In termini prettamente medico-sanitari, cosa si sta programmando per il futuro?

“Lo scorso primo marzo c’è stata una riunione molto importante al Ministero della Salute nel quale si è visto che l’atteggiamento sta cambiando. Innanzitutto è maggiormente diffusa la posizione contro lo stigma del peso in tutti gli ambiti sanitari e questo è molto importante. In più si sta cercando di fare rete, nel senso che gli operatori non sono più chiamati a fare prevenzione o terapia da soli, ma a costruire reti e team, condividendo modi e obiettivi. Se tutti diventassimo meno giudicanti e più accoglienti nei confronti delle persone con obesità, questo permetterebbe loro di smettere di difendersi e cominciare a curarsi.

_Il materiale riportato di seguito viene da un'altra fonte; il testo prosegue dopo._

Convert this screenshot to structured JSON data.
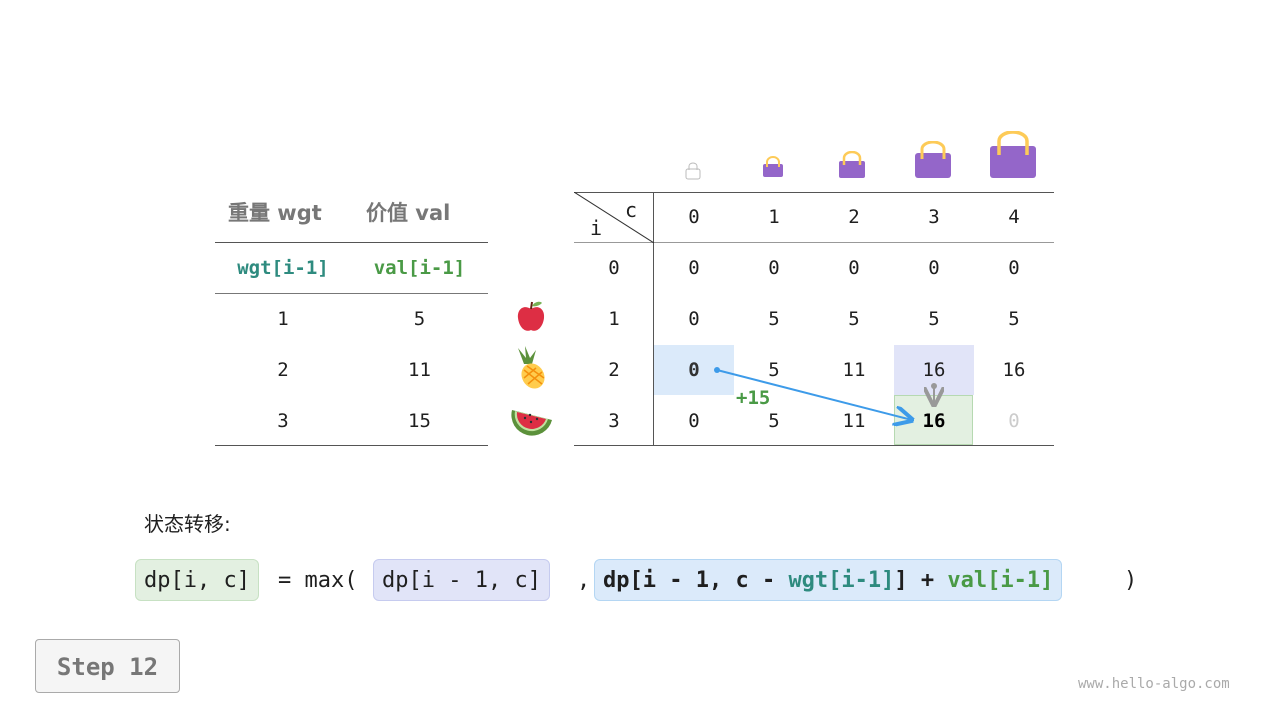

Ciò vale anche e soprattutto per i bambini ed i ragazzi. Lavorare sul contrasto allo stigma del peso e sul concetto di rete è dunque fondamentale”.

Il bisogno di formazione

Chiarissimo Dottoressa. Vuole chiudere con un commento finale?

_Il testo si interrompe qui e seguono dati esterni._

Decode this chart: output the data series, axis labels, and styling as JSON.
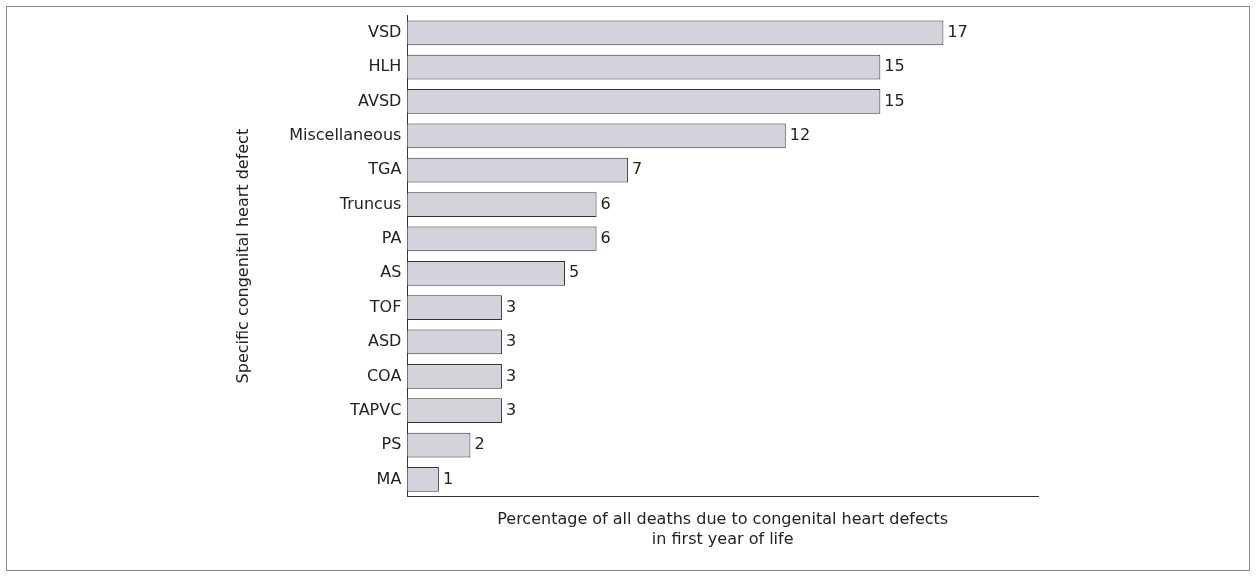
{
  "chart_data": {
    "type": "bar",
    "orientation": "horizontal",
    "categories": [
      "VSD",
      "HLH",
      "AVSD",
      "Miscellaneous",
      "TGA",
      "Truncus",
      "PA",
      "AS",
      "TOF",
      "ASD",
      "COA",
      "TAPVC",
      "PS",
      "MA"
    ],
    "values": [
      17,
      15,
      15,
      12,
      7,
      6,
      6,
      5,
      3,
      3,
      3,
      3,
      2,
      1
    ],
    "color": "#d3d3db",
    "data_labels": true,
    "xlabel": "Percentage of all deaths due to congenital heart defects\nin first year of life",
    "ylabel": "Specific congenital heart defect",
    "grid": false,
    "legend": false
  }
}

“Tutti i professionisti sanitari presenti alla riunione dello scorso primo marzo citata poc’anzi, hanno chiesto più formazione. Gli strumenti essenziali per garantire questa formazione sono l’Educazione Terapeutica e il Colloquio di Motivazione; si tratta di strumenti che da vari anni circolano nell’ambito sanitario e possono essere condivisi anche nella cura dell’obesità. A tal proposito è importante un cambio di passo della formazione sanitaria a partire dal formare i formatori all’estendere la formazione dal periodo universitario fino alla formazione continua di tutti i professionisti che svolgono attività educativa. Attenzione, non mi riferisco solo ai professionisti della salute, ma anche a maestri, professori, psicologici, pedagogisti e così via. Se vogliamo sperare in adulti più sani dobbiamo cambiare prospettiva….”

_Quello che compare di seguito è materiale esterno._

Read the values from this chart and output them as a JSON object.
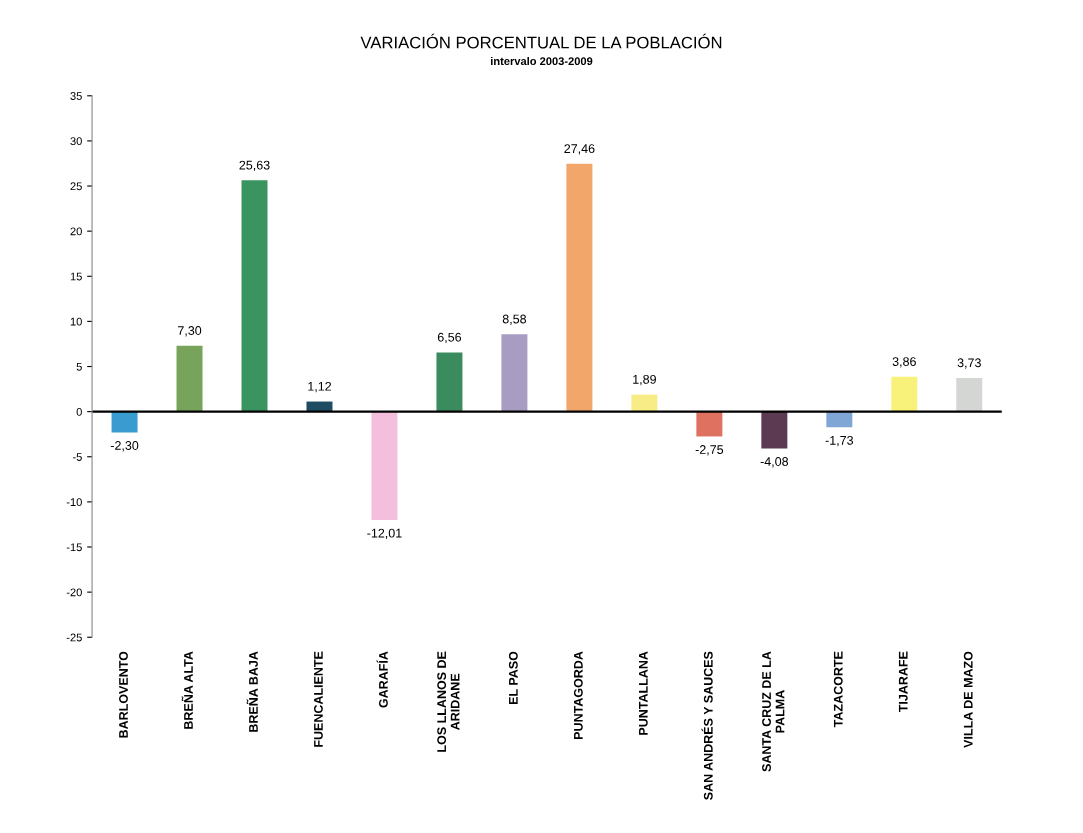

“Purtroppo, abbiamo scoperto che il nostro cervello si adatta al tessuto adiposo presente nel corpo, lo considera una risorsa e cerca di difenderlo, pertanto, ridurlo è difficile e mantenerne la riduzione a vita ancor di più. Dobbiamo smettere di dare colpe e giudicare e, invece, avere come obiettivo solo i comportamenti più salutari, non il peso, per aiutare i bambini e le famiglie con obesità ad adottarli”.